Mark Carney, the incoming Bank of England Governor, has warned that Europe could face a decade of stagnation unless it takes the kind of bold measures seen in Japan.
In words that will underline his status as a monetary activist and fuel speculation that he will try to relaunch quantitative easing (QE) when he arrives in the UK, Mr Carney applauded Japan’s “bold policy experiment” to boost dramatically its own QE programme.
He said: “Europe can draw lessons from Japan on the dangers of half measures... Europe remains in recession. Deep challenges persist in its financial system. Without sustained and significant reforms, a decade of stagnation threatens.”
Mr Carney was making his last speech as Governor of the Bank of Canada before coming to the UK, where the Chancellor and the markets are gambling on him providing more stimulus to boost growth. Of the G7 nations, which includes Britain, he argued that only “Canada does not need to repair”.

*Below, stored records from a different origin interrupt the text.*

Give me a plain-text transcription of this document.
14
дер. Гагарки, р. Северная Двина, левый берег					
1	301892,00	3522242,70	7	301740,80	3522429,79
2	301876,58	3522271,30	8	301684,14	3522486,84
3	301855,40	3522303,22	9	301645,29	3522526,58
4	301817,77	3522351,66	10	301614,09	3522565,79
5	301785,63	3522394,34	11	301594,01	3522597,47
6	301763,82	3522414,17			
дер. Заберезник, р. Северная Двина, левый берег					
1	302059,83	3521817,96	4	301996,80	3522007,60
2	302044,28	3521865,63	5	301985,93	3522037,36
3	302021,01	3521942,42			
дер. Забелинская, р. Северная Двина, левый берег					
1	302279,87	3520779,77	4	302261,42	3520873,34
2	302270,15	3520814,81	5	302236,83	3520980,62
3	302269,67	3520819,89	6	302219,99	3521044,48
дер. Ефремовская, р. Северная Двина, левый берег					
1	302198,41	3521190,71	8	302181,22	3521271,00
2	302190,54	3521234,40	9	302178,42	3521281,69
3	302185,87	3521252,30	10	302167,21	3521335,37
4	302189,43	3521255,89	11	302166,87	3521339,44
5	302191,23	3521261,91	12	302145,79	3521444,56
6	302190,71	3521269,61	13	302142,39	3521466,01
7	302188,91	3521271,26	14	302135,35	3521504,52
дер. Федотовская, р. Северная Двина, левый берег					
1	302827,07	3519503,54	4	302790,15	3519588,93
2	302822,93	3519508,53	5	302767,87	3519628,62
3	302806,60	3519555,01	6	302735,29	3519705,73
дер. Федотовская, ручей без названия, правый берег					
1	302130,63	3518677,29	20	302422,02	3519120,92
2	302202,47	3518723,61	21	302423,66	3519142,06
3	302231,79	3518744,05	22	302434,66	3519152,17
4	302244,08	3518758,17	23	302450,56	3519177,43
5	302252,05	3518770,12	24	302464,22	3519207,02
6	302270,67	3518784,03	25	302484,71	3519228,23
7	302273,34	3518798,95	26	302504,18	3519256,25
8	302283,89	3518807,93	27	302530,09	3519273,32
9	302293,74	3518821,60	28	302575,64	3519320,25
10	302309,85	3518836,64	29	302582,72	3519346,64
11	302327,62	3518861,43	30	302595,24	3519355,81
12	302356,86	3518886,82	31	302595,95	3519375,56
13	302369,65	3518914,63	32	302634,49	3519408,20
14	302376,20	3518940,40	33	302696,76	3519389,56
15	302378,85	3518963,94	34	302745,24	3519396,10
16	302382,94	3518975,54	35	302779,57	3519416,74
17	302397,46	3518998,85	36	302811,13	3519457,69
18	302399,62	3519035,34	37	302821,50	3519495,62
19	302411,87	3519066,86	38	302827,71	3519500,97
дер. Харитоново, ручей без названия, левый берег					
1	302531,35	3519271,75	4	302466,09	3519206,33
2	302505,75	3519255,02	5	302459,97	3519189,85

His country’s success, he said, was down to “responsible fiscal policy, sound monetary policy, [and] a resilient financial system”.

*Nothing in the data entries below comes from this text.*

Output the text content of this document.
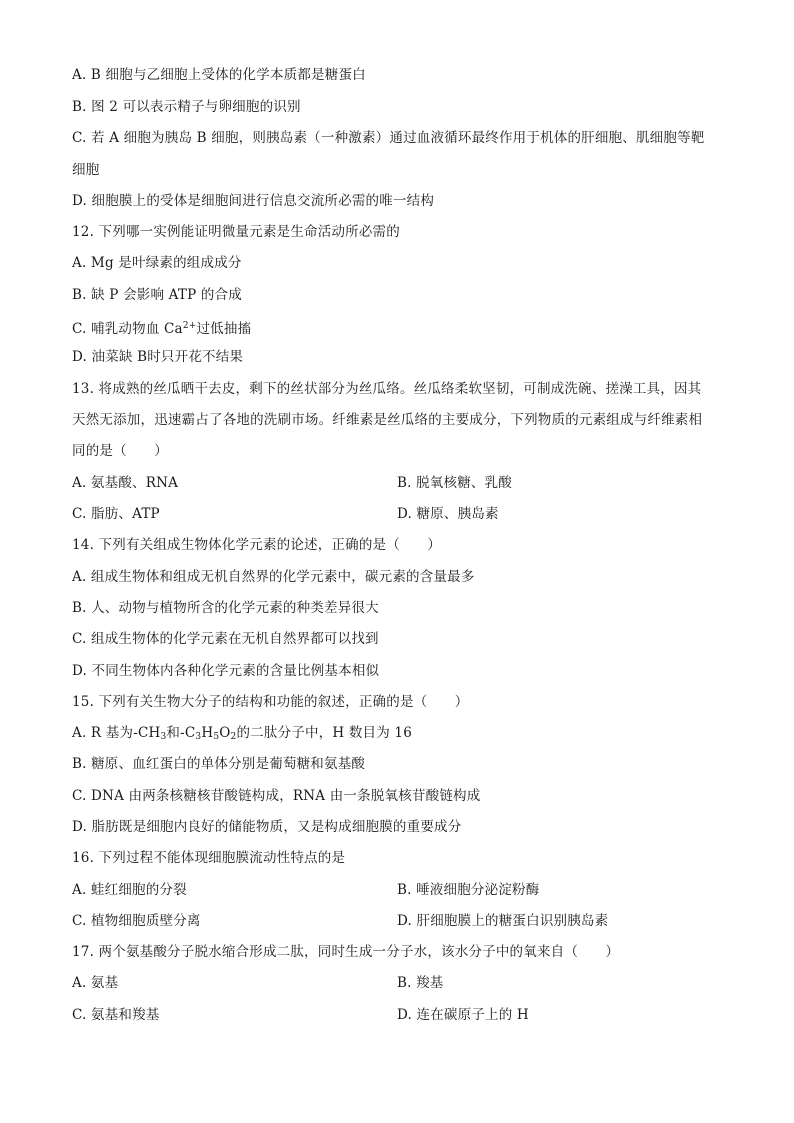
A. B 细胞与乙细胞上受体的化学本质都是糖蛋白
B. 图 2 可以表示精子与卵细胞的识别
C. 若 A 细胞为胰岛 B 细胞，则胰岛素（一种激素）通过血液循环最终作用于机体的肝细胞、肌细胞等靶
细胞
D. 细胞膜上的受体是细胞间进行信息交流所必需的唯一结构
12. 下列哪一实例能证明微量元素是生命活动所必需的
A. Mg 是叶绿素的组成成分
B. 缺 P 会影响 ATP 的合成
C. 哺乳动物血 $Ca^{2+}$过低抽搐
D. 油菜缺 B时只开花不结果
13. 将成熟的丝瓜晒干去皮，剩下的丝状部分为丝瓜络。丝瓜络柔软坚韧，可制成洗碗、搓澡工具，因其
天然无添加，迅速霸占了各地的洗刷市场。纤维素是丝瓜络的主要成分，下列物质的元素组成与纤维素相
同的是（　　）
A. 氨基酸、RNA	B. 脱氧核糖、乳酸
C. 脂肪、ATP	D. 糖原、胰岛素
14. 下列有关组成生物体化学元素的论述，正确的是（　　）
A. 组成生物体和组成无机自然界的化学元素中，碳元素的含量最多
B. 人、动物与植物所含的化学元素的种类差异很大
C. 组成生物体的化学元素在无机自然界都可以找到
D. 不同生物体内各种化学元素的含量比例基本相似
15. 下列有关生物大分子的结构和功能的叙述，正确的是（　　）
A. R 基为$-CH_3$和$-C_3H_5O_2$的二肽分子中，H 数目为 16
B. 糖原、血红蛋白的单体分别是葡萄糖和氨基酸
C. DNA 由两条核糖核苷酸链构成，RNA 由一条脱氧核苷酸链构成
D. 脂肪既是细胞内良好的储能物质，又是构成细胞膜的重要成分
16. 下列过程不能体现细胞膜流动性特点的是
A. 蛙红细胞的分裂	B. 唾液细胞分泌淀粉酶
C. 植物细胞质壁分离	D. 肝细胞膜上的糖蛋白识别胰岛素
17. 两个氨基酸分子脱水缩合形成二肽，同时生成一分子水，该水分子中的氧来自（　　）
A. 氨基	B. 羧基
C. 氨基和羧基	D. 连在碳原子上的 H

His comments came ahead of what is likely to be a difficult day for George Osborne. The International Monetary Fund is expected to criticise the Chancellor’s strategy on Wednesday when it publishes its annual update on the UK economy. The “Article IV” report is expected to recommend he change his plans and borrow more to invest in infrastructure or cut taxes.
It follows calls by several senior officials last month for the UK to slow down on austerity to boost growth and get the public finances under control. It will be the culmination of a row that began in Washington last month, when IMF chief economist Olivier Blanchard said the Chancellor was “playing with fire” by persisting with austerity.
David Lipton, the first deputy managing director who will be presenting the report on Wednesday, also intervened, saying: “Our view is the pace of consolidation ought to be reconsidered.” Labour will no doubt claim today's proposals are an endorsement of its strategy.
Last week, the Chancellor pre-empted the IMF’s attack by emphatically pledging not to change course, saying: “We will stick with our approach.”
Since then, the economic data have strengthened the Chancellor’s hand. The UK has avoided a triple-dip recession, and the recovery appears to be gathering steam. Stock markets are also soaring. The FTSE 100 broke through 6,800 points to hit another 13-year high on Tuesday. The blue-chip index rose 48.24 points to close at 6,803.87.